“The Day that The Darkness Ensued” by Hana J. Rush
Two summers ago. A deaf British/Pakistani girl suffers the fate of an arranged marriage. Observations from the perspective of a Coward.
The Deaf British/Pakistani Girl approached The Mother in the morning and unwittingly entreated that she agreed, for her to organise it…get it over and done with.
The Mother didn’t react. She was in a state because of the self torture she had put herself through the night before about not being able to convince her daughter to get married to her husband’s cousin. She had been at a funeral all through the night, and earlier she had screamed frantically at Me, The Coward, in her frustration of not being able to convince The Deaf British/Pakistani Girl to marry The Handsome Future Husband and Family. Then she calmly stated she wished that the funeral had been for me.
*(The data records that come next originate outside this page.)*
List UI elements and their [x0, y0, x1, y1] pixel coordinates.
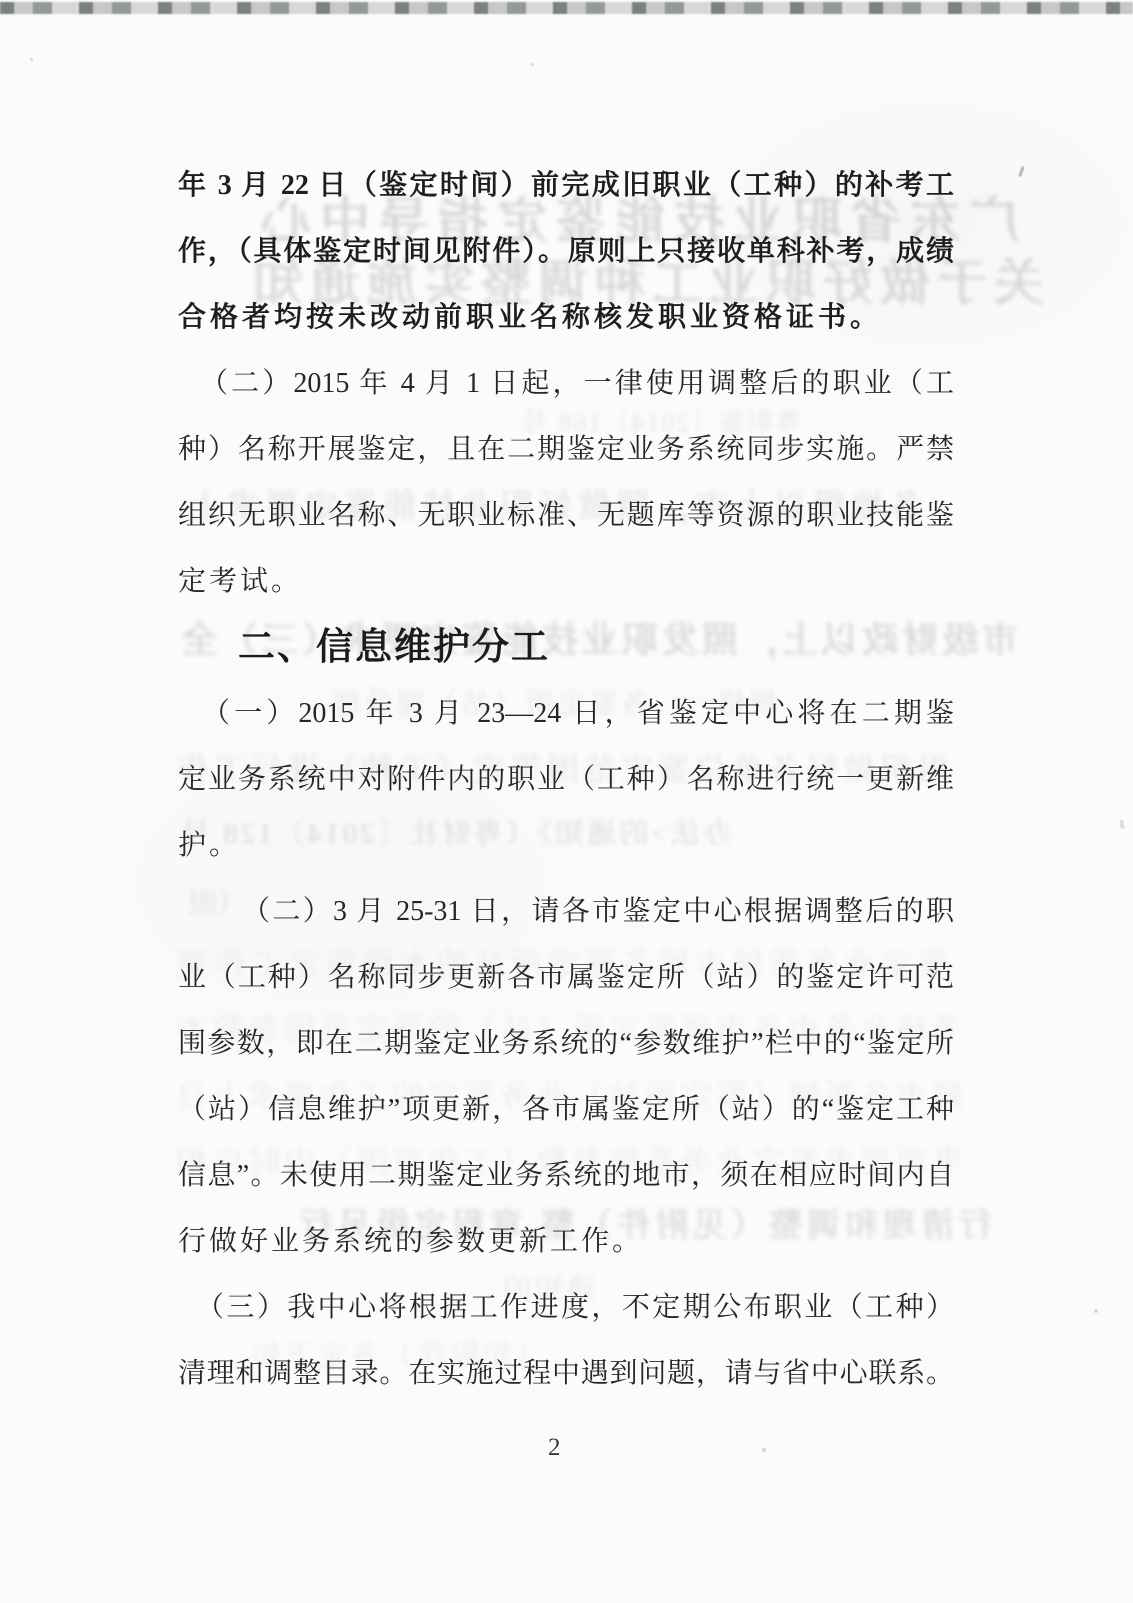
- text-line: 清理和调整目录。在实施过程中遇到问题，请与省中心联系。: [178, 1341, 954, 1407]
- document-body: 年 3 月 22 日（鉴定时间）前完成旧职业（工种）的补考工作，（具体鉴定时间见…: [178, 153, 954, 1407]
- scan-speck: [531, 63, 534, 66]
- text-line: （站）信息维护”项更新，各市属鉴定所（站）的“鉴定工种: [178, 1077, 954, 1143]
- scan-speck: [30, 58, 33, 61]
- text-line: 围参数，即在二期鉴定业务系统的“参数维护”栏中的“鉴定所: [178, 1011, 954, 1077]
- scanned-document-page: 广东省职业技能鉴定指导中心关于做好职业工种调整实施通知粤职鉴〔2014〕168 …: [0, 0, 1133, 1603]
- scan-speck: [1018, 166, 1025, 177]
- text-line: 定业务系统中对附件内的职业（工种）名称进行统一更新维: [178, 747, 954, 813]
- text-line: 定考试。: [178, 549, 954, 615]
- scan-speck: [762, 1448, 766, 1452]
- scan-speck: [1094, 1309, 1098, 1313]
- text-line: 护。: [178, 813, 954, 879]
- scanner-edge-artifact: [0, 2, 1133, 14]
- text-line: （一）2015 年 3 月 23—24 日，省鉴定中心将在二期鉴: [178, 681, 954, 747]
- text-line: 种）名称开展鉴定，且在二期鉴定业务系统同步实施。严禁: [178, 417, 954, 483]
- text-line: 业（工种）名称同步更新各市属鉴定所（站）的鉴定许可范: [178, 945, 954, 1011]
- text-line: （二）2015 年 4 月 1 日起，一律使用调整后的职业（工: [178, 351, 954, 417]
- text-line: 行做好业务系统的参数更新工作。: [178, 1209, 954, 1275]
- scan-speck: [1119, 820, 1125, 830]
- text-line: 作，（具体鉴定时间见附件）。原则上只接收单科补考，成绩: [178, 219, 954, 285]
- text-line: 组织无职业名称、无职业标准、无题库等资源的职业技能鉴: [178, 483, 954, 549]
- text-line: 年 3 月 22 日（鉴定时间）前完成旧职业（工种）的补考工: [178, 153, 954, 219]
- text-line: （二）3 月 25-31 日，请各市鉴定中心根据调整后的职: [178, 879, 954, 945]
- text-line: 合格者均按未改动前职业名称核发职业资格证书。: [178, 285, 954, 351]
- page-number: 2: [548, 1434, 561, 1462]
- section-heading: 二、信息维护分工: [178, 615, 954, 681]
- text-line: （三）我中心将根据工作进度，不定期公布职业（工种）: [178, 1275, 954, 1341]
- text-line: 信息”。未使用二期鉴定业务系统的地市，须在相应时间内自: [178, 1143, 954, 1209]
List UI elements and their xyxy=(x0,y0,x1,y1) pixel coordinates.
She did in fact, unbeknownst to us, quite rapidly inform The Future Husband and Family. She was terrified it wouldn’t happen. The short 24 hours it took in ‘getting it organised’ would prove fatal to both her and The Deaf British/Pakistani Girl. They both knew if it was left too long, The Deaf British/Pakistani Girl would back out, and she did try…Because being stuck in one room and hounded by Her Future Husband and Family served as catalysts to her unsuccessful attempts to back out. The Deaf British/Pakistani Girl came to me later in heart rendering tears.
I was powerless. Immutable. Distressed. In pain from The Mother telling me she wished I was dead. I was just fucking tired. I think I needed it to be over one way or the other.
The Deaf British/Pakistani Girl confirmed the signing was tomorrow morning. The Mother did not inform me of any plans of this kind whatsoever. The silence equated to her guilt and probably fear of what I would say. The Deaf British/Pakistani Girl was mortified. I told her not to worry, but I was downhearted all day and unsure how to help her. I got stuck and barely moved from the spot I was sitting in for hours, not even to look up.
I was a Coward.
It began to rain, and the enclosed space we were in mentally and physically seemed to tighten the grip around my neck.
The darkness was all the more profound because we were performing the religious ceremony for grandad’s funeral anniversary. After a failed attempt at isolation, I was forced to join a perfect circle of equal numbers of men and women sitting equally, and equal numbers of British and Fuckistani people. I was in a prime position, the light from the doors falling on my face, the rain behind me, and all eyes perfectly placed to watch me with ease. And watch me they did.
….As we read du’a (prayer) over the food, I cracked. The light allowed their steady gazes to illuminate my useless tears. I had thought crying on a funeral day would have been perfectly acceptable and understandable, but I think in the minds of the Fuckistanis there was doubt about the cause of my grief. Truthfully, it was caused by despair at The Deaf British/Pakistani Girl’s plight, coupled with the hideous sight of The Beautiful Future Husband’s face.
The Deaf British/Pakistani Girl struggled all day, and the electricity failures were no longer welcome. All were frustrated and the thickness of the night exacerbated an already murderous environment.